At its conference last year, the TUC voted to support a targeted, consumer-led boycott of goods from the West Bank settlements and to work closely with the PSC in order to build an effective boycott campaign. It also voted to campaign for disinvestment from companies associated with “the occupation,” as well as those engaged in building “the separation wall.” Consequently, many expected a stronger course of action at Tuesday’s conference furthering the boycott and divestment campaign, but in the end it was dropped from the motion.

The Board of Deputies of British Jews welcomed the decision to not implement a full boycott, saying it was a blow to the boycott movement.



“The TUC today rejected a general boycott of Israeli goods, despite the efforts of the PSC. This is good news, and a serious setback for the pro-boycott movement. We recognize the efforts of serious trade unions, the TUC and international TUC leaders in opposing this divisive measure,” said Board of Deputies president Vivian Wineman in a joint statement with Mick Davis, chair of the Jewish Leadership Council’s executive committee.

“However, the tone of the TUC’s resolution is at odds with the realities of Israeli- Palestinian trade union cooperation and the renewed peace process. We are also concerned that the resolution again mandates TUC to work closely with the PSC, an organization that does not share TUC’s support for a twostate solution. Communal leaders will be meeting with TUC leadership to raise these concerns.”

“The TUC took a sensible decision not to boycott Israel. We are now looking forward to the TUC supporting trade union cooperation between the Histadrut and PGFTU [Palestinian General Federation of Trade Unions],” said Stephen Scott from Trade Union Friends of Israel. “However, we are disappointed at the stupid and unjustified criticism of the Histadrut, as well as at the lack of acknowledgement of the current peace talks.”

“The TUC motion was ignorant, discriminatory and immoral. The TUC is now deeply involved with the PSC, an organization which promotes vicious extremists and funds terrorists,” said Jonathan Hoffman, co-chair of the Zionist Federation of the UK.

“This motion is what one would expect from the trade union organization of Iran (if one exists), rather than from that of a civilized Western democracy. Every trade union member should now be considering his or her position.”

The motion was raised by the transport union TSSA, whose president Andy Bain accused Israel of “ethnic cleansing” urging delegates to “make the boycott work.” “The occupation has seen industries taken over.

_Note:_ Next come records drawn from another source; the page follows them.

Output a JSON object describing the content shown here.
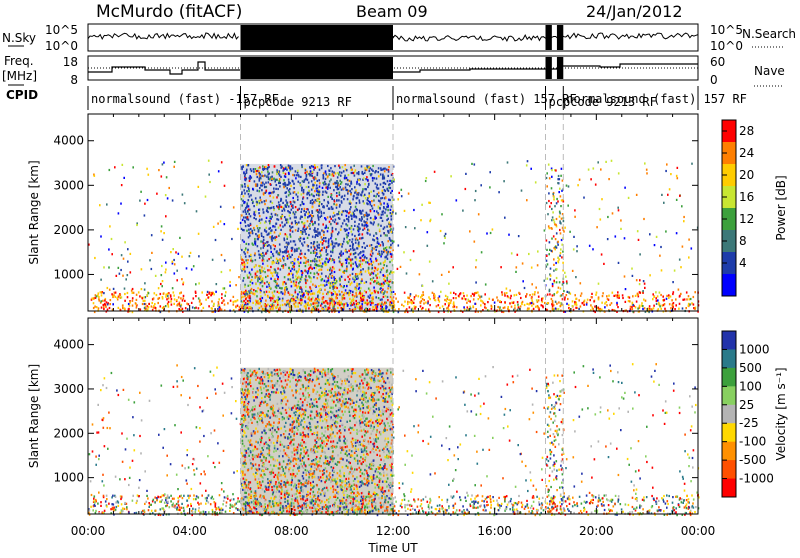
{
  "header": {
    "station": "McMurdo (fitACF)",
    "beam": "Beam 09",
    "date": "24/Jan/2012"
  },
  "left_labels": {
    "nsky": "N.Sky",
    "freq": "Freq.",
    "freq_unit": "[MHz]",
    "cpid": "CPID"
  },
  "right_labels": {
    "nsearch": "N.Search",
    "nave": "Nave"
  },
  "noise_axis": {
    "left_ticks": [
      "10^5",
      "10^0"
    ],
    "right_ticks": [
      "10^5",
      "10^0"
    ]
  },
  "freq_axis": {
    "left_ticks": [
      "18",
      "8"
    ],
    "right_ticks": [
      "60",
      "0"
    ]
  },
  "cpid_segments": [
    {
      "label": "normalsound (fast) -157 RF",
      "start_hr": 0,
      "end_hr": 6
    },
    {
      "label": "pcpcode 9213 RF",
      "start_hr": 6,
      "end_hr": 12
    },
    {
      "label": "normalsound (fast) 157 RF",
      "start_hr": 12,
      "end_hr": 18
    },
    {
      "label": "pcpcode 9213 RF",
      "start_hr": 18,
      "end_hr": 18.7
    },
    {
      "label": "normalsound (fast) 157 RF",
      "start_hr": 18.7,
      "end_hr": 24
    }
  ],
  "chart_data": [
    {
      "type": "heatmap",
      "title": "Power",
      "ylabel": "Slant Range [km]",
      "xlabel": "Time UT",
      "x_ticks": [
        "00:00",
        "04:00",
        "08:00",
        "12:00",
        "16:00",
        "20:00",
        "00:00"
      ],
      "y_ticks": [
        "1000",
        "2000",
        "3000",
        "4000"
      ],
      "ylim": [
        180,
        4600
      ],
      "xlim_hours": [
        0,
        24
      ],
      "colorbar": {
        "label": "Power [dB]",
        "ticks": [
          "28",
          "24",
          "20",
          "16",
          "12",
          "8",
          "4"
        ],
        "range": [
          0,
          30
        ],
        "colors": [
          "#ff0000",
          "#ff7f00",
          "#ffcc00",
          "#c8e632",
          "#3ca03c",
          "#3c7878",
          "#1e3caa",
          "#0000ff"
        ]
      },
      "dense_block_hours": [
        6,
        12
      ],
      "dashed_line_hours": [
        6,
        12,
        18,
        18.7
      ]
    },
    {
      "type": "heatmap",
      "title": "Velocity",
      "ylabel": "Slant Range [km]",
      "xlabel": "Time UT",
      "x_ticks": [
        "00:00",
        "04:00",
        "08:00",
        "12:00",
        "16:00",
        "20:00",
        "00:00"
      ],
      "y_ticks": [
        "1000",
        "2000",
        "3000",
        "4000"
      ],
      "ylim": [
        180,
        4600
      ],
      "xlim_hours": [
        0,
        24
      ],
      "colorbar": {
        "label": "Velocity [m s⁻¹]",
        "ticks": [
          "1000",
          "500",
          "100",
          "25",
          "-25",
          "-100",
          "-500",
          "-1000"
        ],
        "range": [
          -1200,
          1200
        ],
        "colors": [
          "#2233aa",
          "#2a7a8a",
          "#3ca03c",
          "#88d060",
          "#b4b4b4",
          "#ffd800",
          "#ff9000",
          "#ff5000",
          "#ff0000"
        ]
      },
      "dense_block_hours": [
        6,
        12
      ],
      "dashed_line_hours": [
        6,
        12,
        18,
        18.7
      ]
    }
  ],
  "x_axis_title": "Time UT"
}
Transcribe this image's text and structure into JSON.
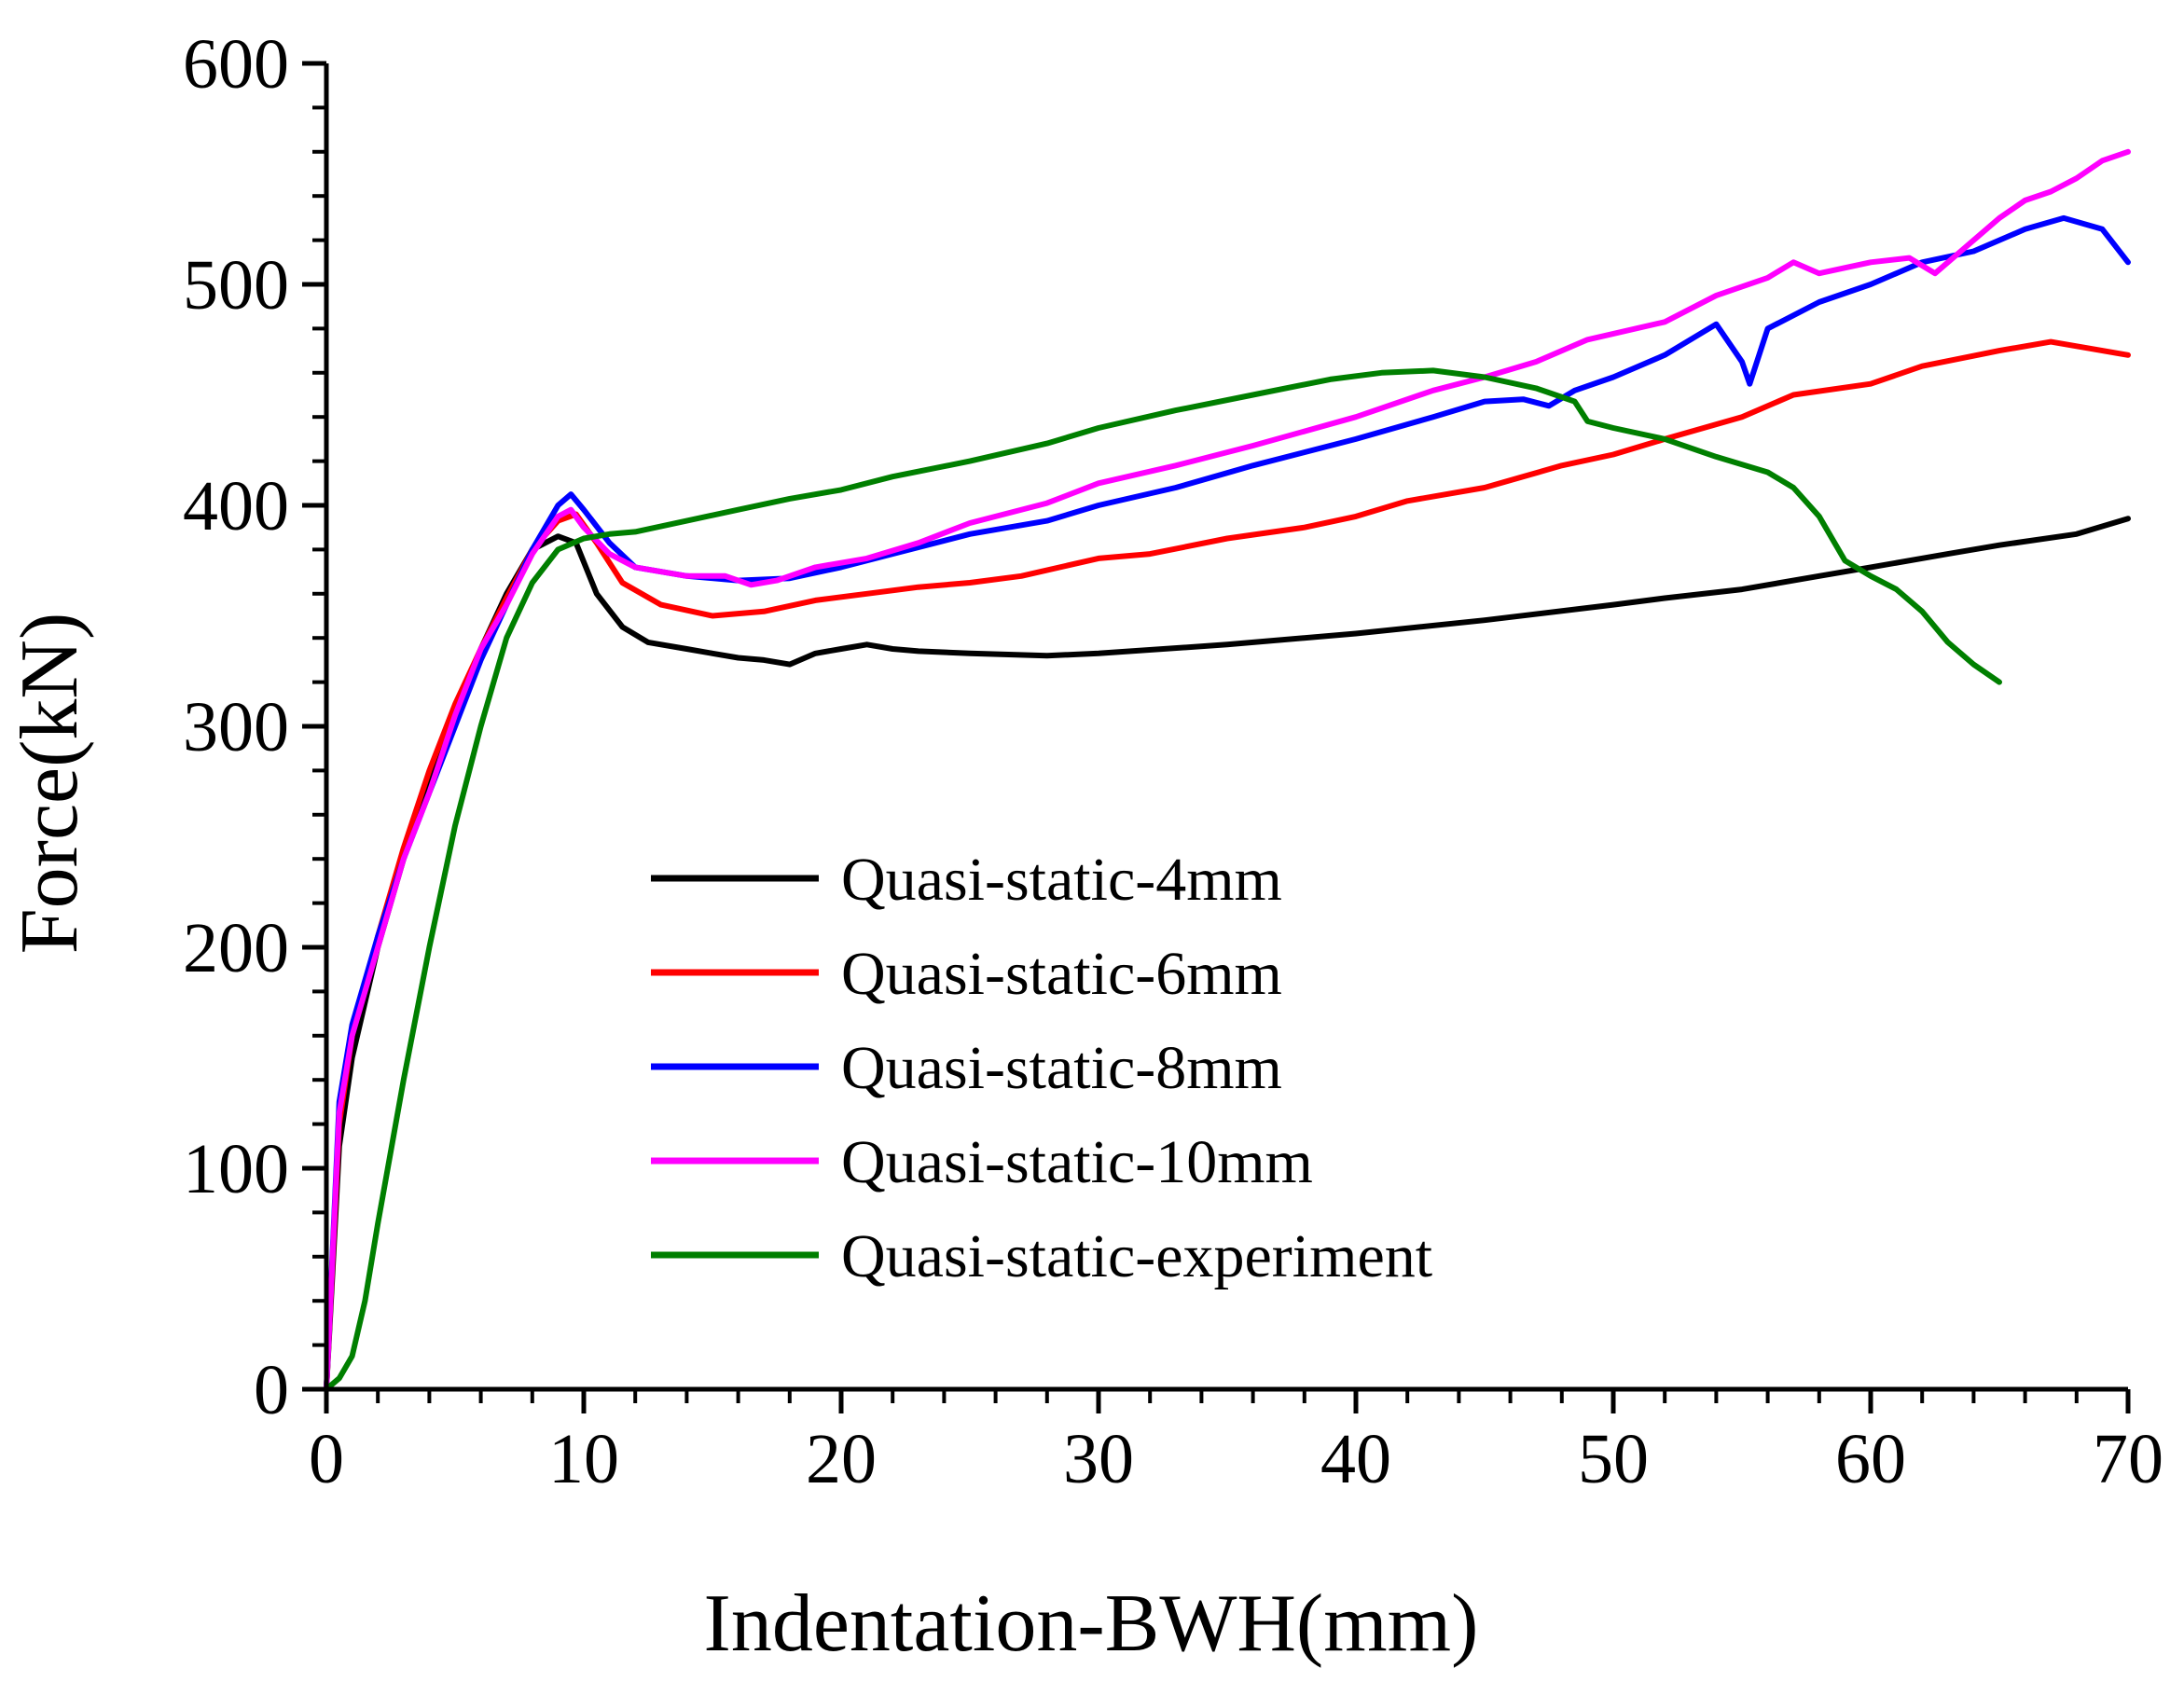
{
  "chart_data": {
    "type": "line",
    "title": "",
    "xlabel": "Indentation-BWH(mm)",
    "ylabel": "Force(kN)",
    "xlim": [
      0,
      70
    ],
    "ylim": [
      0,
      600
    ],
    "xticks": [
      0,
      10,
      20,
      30,
      40,
      50,
      60,
      70
    ],
    "yticks": [
      0,
      100,
      200,
      300,
      400,
      500,
      600
    ],
    "grid": false,
    "legend_position": "center",
    "series": [
      {
        "name": "Quasi-static-4mm",
        "color": "#000000",
        "x": [
          0,
          0.5,
          1,
          2,
          3,
          4,
          5,
          6,
          7,
          8,
          9,
          9.7,
          10.5,
          11.5,
          12.5,
          14,
          15,
          16,
          17,
          18,
          19,
          20,
          21,
          22,
          23,
          25,
          28,
          30,
          35,
          40,
          45,
          50,
          52,
          55,
          58,
          60,
          63,
          65,
          68,
          70
        ],
        "y": [
          0,
          110,
          150,
          200,
          240,
          275,
          305,
          335,
          360,
          380,
          386,
          383,
          360,
          345,
          338,
          335,
          333,
          331,
          330,
          328,
          333,
          335,
          337,
          335,
          334,
          333,
          332,
          333,
          337,
          342,
          348,
          355,
          358,
          362,
          368,
          372,
          378,
          382,
          387,
          394
        ]
      },
      {
        "name": "Quasi-static-6mm",
        "color": "#ff0000",
        "x": [
          0,
          0.5,
          1,
          2,
          3,
          4,
          5,
          6,
          7,
          8,
          9,
          9.7,
          10.5,
          11.5,
          13,
          15,
          17,
          19,
          21,
          23,
          25,
          27,
          30,
          32,
          35,
          38,
          40,
          42,
          45,
          48,
          50,
          52,
          55,
          57,
          60,
          62,
          65,
          67,
          69,
          70
        ],
        "y": [
          0,
          120,
          160,
          205,
          245,
          280,
          310,
          335,
          358,
          380,
          393,
          396,
          383,
          365,
          355,
          350,
          352,
          357,
          360,
          363,
          365,
          368,
          376,
          378,
          385,
          390,
          395,
          402,
          408,
          418,
          423,
          430,
          440,
          450,
          455,
          463,
          470,
          474,
          470,
          468
        ]
      },
      {
        "name": "Quasi-static-8mm",
        "color": "#0000ff",
        "x": [
          0,
          0.5,
          1,
          2,
          3,
          4,
          5,
          6,
          7,
          8,
          9,
          9.5,
          10,
          11,
          12,
          14,
          16,
          18,
          20,
          22,
          25,
          28,
          30,
          33,
          36,
          40,
          43,
          45,
          46.5,
          47.5,
          48.5,
          50,
          52,
          54,
          55,
          55.3,
          56,
          58,
          60,
          62,
          64,
          66,
          67.5,
          69,
          70
        ],
        "y": [
          0,
          130,
          165,
          205,
          240,
          270,
          300,
          330,
          355,
          380,
          400,
          405,
          398,
          383,
          372,
          368,
          366,
          367,
          372,
          378,
          387,
          393,
          400,
          408,
          418,
          430,
          440,
          447,
          448,
          445,
          452,
          458,
          468,
          482,
          465,
          455,
          480,
          492,
          500,
          510,
          515,
          525,
          530,
          525,
          510
        ]
      },
      {
        "name": "Quasi-static-10mm",
        "color": "#ff00ff",
        "x": [
          0,
          0.5,
          1,
          2,
          3,
          4,
          5,
          6,
          7,
          8,
          9,
          9.5,
          10,
          11,
          12,
          14,
          15.5,
          16.5,
          17.5,
          19,
          21,
          23,
          25,
          28,
          30,
          33,
          36,
          40,
          43,
          45,
          47,
          49,
          52,
          54,
          56,
          57,
          58,
          60,
          61.5,
          62.5,
          63.5,
          65,
          66,
          67,
          68,
          69,
          70
        ],
        "y": [
          0,
          125,
          160,
          200,
          240,
          270,
          305,
          335,
          355,
          378,
          395,
          398,
          390,
          378,
          372,
          368,
          368,
          364,
          366,
          372,
          376,
          383,
          392,
          401,
          410,
          418,
          427,
          440,
          452,
          458,
          465,
          475,
          483,
          495,
          503,
          510,
          505,
          510,
          512,
          505,
          515,
          530,
          538,
          542,
          548,
          556,
          560
        ]
      },
      {
        "name": "Quasi-static-experiment",
        "color": "#007f00",
        "x": [
          0,
          0.5,
          1,
          1.5,
          2,
          3,
          4,
          5,
          6,
          7,
          8,
          9,
          10,
          11,
          12,
          14,
          16,
          18,
          20,
          22,
          25,
          28,
          30,
          33,
          36,
          39,
          41,
          43,
          45,
          47,
          48.5,
          49,
          50,
          52,
          54,
          56,
          57,
          58,
          59,
          60,
          61,
          62,
          63,
          64,
          65
        ],
        "y": [
          0,
          5,
          15,
          40,
          75,
          140,
          200,
          255,
          300,
          340,
          365,
          380,
          385,
          387,
          388,
          393,
          398,
          403,
          407,
          413,
          420,
          428,
          435,
          443,
          450,
          457,
          460,
          461,
          458,
          453,
          447,
          438,
          435,
          430,
          422,
          415,
          408,
          395,
          375,
          368,
          362,
          352,
          338,
          328,
          320
        ]
      }
    ]
  }
}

You are moved off your land and walls are built to divide people from their land,” he said.

The motion also condemned the Histadrut trade union federation for its backing of the government during the Gaza flotilla incident in May.

Hugh Lanning, from the PSC group, said the vote showed that British trade union members were prepared to stand up “in support of an oppressed people” in the same way they had during the effort to end apartheid in South Africa.